Infamous Australian outlaw Ned Kelly has had his final wish granted 131 years after being executed, with officials agreeing to release his remains so he can be buried with his family.
Anthony Griffiths, a grandson of Kelly’s sister, said yesterday that Victoria state Attorney-General Robert Clark had decided to return his bullet-ridden body to his descendants so they could meet his last request.
“That’s very welcome news indeed,” Griffiths told reporters. “Our family, like every family, likes to be able to bury their own family members. Our aim is to give him a dignified funeral, like any family would.”
Kelly’s headless remains were finally identified in September, solving a longstanding mystery.
Considered by some to be a cold-blooded killer, Kelly was also seen as a folk hero and symbol of Irish-Australian defiance against the British authorities for taking on corrupt police and greedy land barons.
After murdering three policemen, he was captured in Victoria state in 1880 and hanged at Old Melbourne Gaol in November of the same year.

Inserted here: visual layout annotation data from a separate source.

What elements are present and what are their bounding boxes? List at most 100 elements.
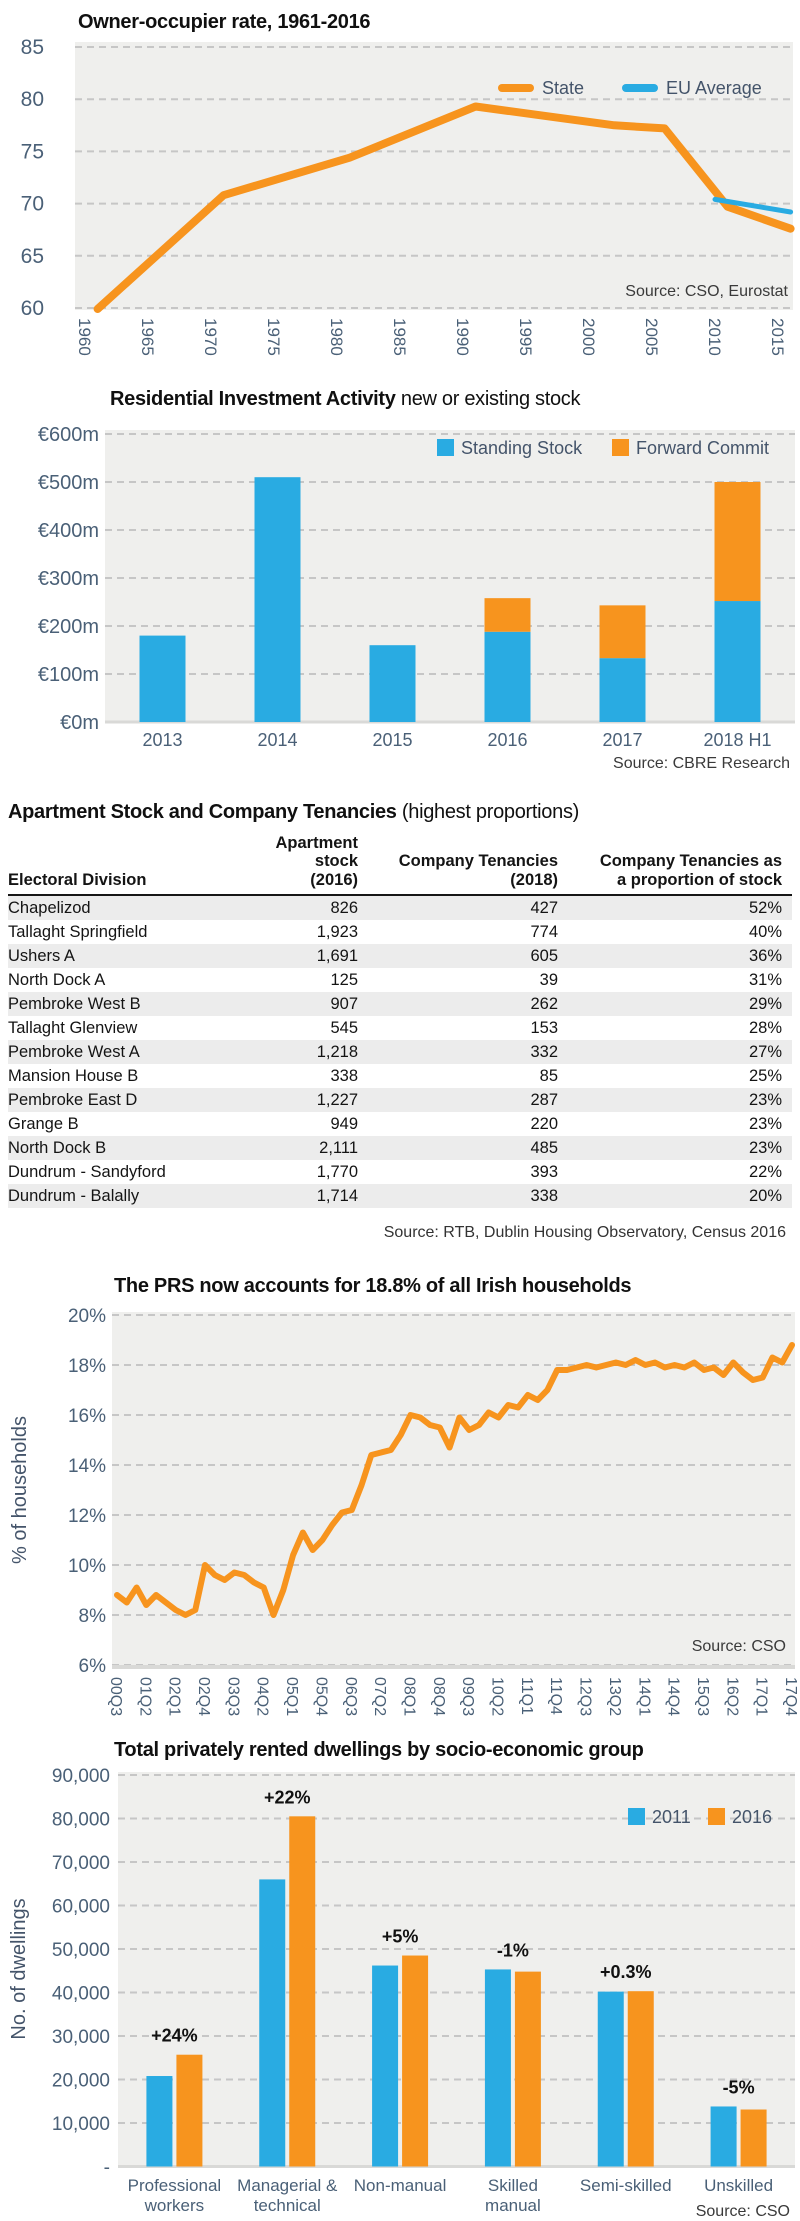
table-row: Ushers A 1,691 605 36% bbox=[8, 944, 792, 969]
state-line bbox=[93, 102, 795, 313]
table-row: Mansion House B 338 85 25% bbox=[8, 1064, 792, 1088]
dwellings-title: Total privately rented dwellings by soci… bbox=[0, 1730, 800, 1764]
title-text: Owner-occupier rate, 1961-2016 bbox=[78, 11, 371, 33]
svg-text:Unskilled: Unskilled bbox=[704, 2176, 773, 2195]
svg-text:Non-manual: Non-manual bbox=[354, 2176, 447, 2195]
svg-text:14%: 14% bbox=[68, 1456, 106, 1477]
table-cell: Pembroke West B bbox=[8, 994, 141, 1013]
svg-text:30,000: 30,000 bbox=[52, 2027, 110, 2048]
svg-text:05Q4: 05Q4 bbox=[312, 1677, 329, 1716]
plot-area bbox=[105, 430, 795, 722]
table-cell: 23% bbox=[748, 1114, 782, 1133]
svg-text:Semi-skilled: Semi-skilled bbox=[580, 2176, 672, 2195]
svg-text:70: 70 bbox=[21, 193, 44, 216]
investment-section: Residential Investment Activity new or e… bbox=[0, 375, 800, 775]
table-cell: 1,691 bbox=[316, 946, 358, 965]
column-header: Apartment stock (2016) bbox=[236, 832, 368, 897]
table-row: Grange B 949 220 23% bbox=[8, 1112, 792, 1136]
table-cell: 605 bbox=[530, 946, 558, 965]
pct-change-label: +5% bbox=[382, 1927, 419, 1947]
dwellings-grouped-bar-chart: - 10,000 20,000 30,000 40,000 50,000 60,000 70,… bbox=[8, 1766, 795, 2220]
y-axis-title: % of households bbox=[9, 1416, 31, 1564]
pct-change-label: -1% bbox=[497, 1940, 529, 1960]
source-label: Source: CSO bbox=[696, 2203, 790, 2220]
table-cell: Pembroke East D bbox=[8, 1090, 138, 1109]
bar-2017-standing-stock bbox=[599, 658, 646, 722]
svg-text:2015: 2015 bbox=[768, 318, 787, 356]
table-cell: 287 bbox=[530, 1090, 558, 1109]
svg-text:technical: technical bbox=[254, 2196, 321, 2215]
svg-text:13Q2: 13Q2 bbox=[606, 1677, 623, 1716]
table-cell: 31% bbox=[748, 970, 782, 989]
table-row: Dundrum - Balally 1,714 338 20% bbox=[8, 1184, 792, 1209]
table-row: Pembroke West B 907 262 29% bbox=[8, 992, 792, 1017]
table-cell: 40% bbox=[748, 922, 782, 941]
svg-text:08Q1: 08Q1 bbox=[400, 1677, 417, 1716]
svg-text:80,000: 80,000 bbox=[52, 1810, 110, 1831]
x-axis-baseline bbox=[112, 1665, 795, 1669]
table-cell: 826 bbox=[330, 898, 358, 917]
svg-text:workers: workers bbox=[144, 2196, 205, 2215]
bar-2016-managerial-technical bbox=[289, 1816, 316, 2167]
svg-text:2016: 2016 bbox=[487, 730, 527, 750]
table-cell: 1,923 bbox=[316, 922, 358, 941]
svg-text:07Q2: 07Q2 bbox=[371, 1677, 388, 1716]
svg-text:60,000: 60,000 bbox=[52, 1897, 110, 1918]
source-label: Source: CSO, Eurostat bbox=[625, 283, 788, 300]
table-cell: Tallaght Springfield bbox=[8, 922, 148, 941]
legend-label-2011: 2011 bbox=[652, 1807, 691, 1827]
title-text: The PRS now accounts for 18.8% of all Ir… bbox=[114, 1275, 632, 1297]
svg-text:02Q4: 02Q4 bbox=[195, 1677, 212, 1716]
table-cell: 338 bbox=[530, 1186, 558, 1205]
legend-swatch-standing-stock bbox=[437, 439, 454, 456]
svg-text:8%: 8% bbox=[79, 1606, 107, 1627]
svg-text:85: 85 bbox=[21, 38, 44, 59]
svg-text:12%: 12% bbox=[68, 1506, 106, 1527]
owner-occupier-title: Owner-occupier rate, 1961-2016 bbox=[0, 0, 800, 38]
bars bbox=[146, 1816, 767, 2167]
legend-label-eu: EU Average bbox=[666, 78, 762, 98]
title-regular: new or existing stock bbox=[395, 388, 581, 410]
table-row: North Dock A 125 39 31% bbox=[8, 968, 792, 992]
svg-text:10,000: 10,000 bbox=[52, 2114, 110, 2135]
pct-change-labels: +24% +22% +5% -1% +0.3% -5% bbox=[151, 1787, 754, 2097]
svg-text:€100m: €100m bbox=[38, 664, 99, 686]
table-row: Dundrum - Sandyford 1,770 393 22% bbox=[8, 1160, 792, 1184]
bar-2015-standing-stock bbox=[369, 645, 416, 722]
svg-text:1960: 1960 bbox=[75, 318, 94, 356]
bar-2011-unskilled bbox=[710, 2106, 737, 2167]
table-cell: Chapelizod bbox=[8, 898, 91, 917]
svg-text:14Q1: 14Q1 bbox=[635, 1677, 652, 1716]
legend: State EU Average bbox=[498, 78, 762, 98]
table-cell: 23% bbox=[748, 1090, 782, 1109]
table-cell: 774 bbox=[530, 922, 558, 941]
table-cell: 125 bbox=[330, 970, 358, 989]
bar-2016-non-manual bbox=[402, 1955, 429, 2167]
legend-label-standing-stock: Standing Stock bbox=[461, 438, 583, 458]
prs-title: The PRS now accounts for 18.8% of all Ir… bbox=[0, 1270, 800, 1300]
prs-line-chart: 6% 8% 10% 12% 14% 16% 18% 20% % of households 00Q… bbox=[9, 1306, 799, 1716]
table-cell: 25% bbox=[748, 1066, 782, 1085]
table-cell: 485 bbox=[530, 1138, 558, 1157]
title-text: Total privately rented dwellings by soci… bbox=[114, 1739, 644, 1761]
table-row: Tallaght Springfield 1,923 774 40% bbox=[8, 920, 792, 944]
svg-text:2010: 2010 bbox=[705, 318, 724, 356]
table-cell: 1,714 bbox=[316, 1186, 358, 1205]
table-cell: 1,227 bbox=[316, 1090, 358, 1109]
bar-2016-semi-skilled bbox=[627, 1991, 654, 2167]
svg-text:Skilled: Skilled bbox=[488, 2176, 538, 2195]
table-cell: 27% bbox=[748, 1042, 782, 1061]
svg-text:06Q3: 06Q3 bbox=[342, 1677, 359, 1716]
title-bold: Apartment Stock and Company Tenancies bbox=[8, 801, 397, 823]
bar-2011-professional-workers bbox=[146, 2076, 173, 2167]
table-cell: 36% bbox=[748, 946, 782, 965]
svg-text:€600m: €600m bbox=[38, 424, 99, 446]
bar-2011-semi-skilled bbox=[597, 1991, 624, 2167]
table-cell: 22% bbox=[748, 1162, 782, 1181]
svg-text:11Q4: 11Q4 bbox=[547, 1677, 564, 1715]
svg-text:10%: 10% bbox=[68, 1556, 106, 1577]
table-cell: 545 bbox=[330, 1018, 358, 1037]
table-row: Pembroke East D 1,227 287 23% bbox=[8, 1088, 792, 1113]
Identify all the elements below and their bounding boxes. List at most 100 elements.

However, his body went missing after it was thrown into a mass grave.
The day before he died, Kelly wrote to the governor of the gaol asking “permission for my friends to have my body that they might bury it in consecrated ground,” according to the Melbourne Herald Sun newspaper.
He is likely to laid to rest in a small cemetery near Glenrowan, where he was killed and where his mother Ellen, several of his brothers and sisters and other relatives are buried in unmarked graves, reports said.
The exploits of Kelly and his gang have been the subject of numerous films and television series.
Rolling Stone Mick Jagger played the lead role in the 1970 movie Ned Kelly, while Heath Ledger starred as the bandit in a 2003 remake.
He has also been the inspiration for many books, most notably Peter Carey’s novel True History of the Kelly Gang, which won the 2001 Booker Prize.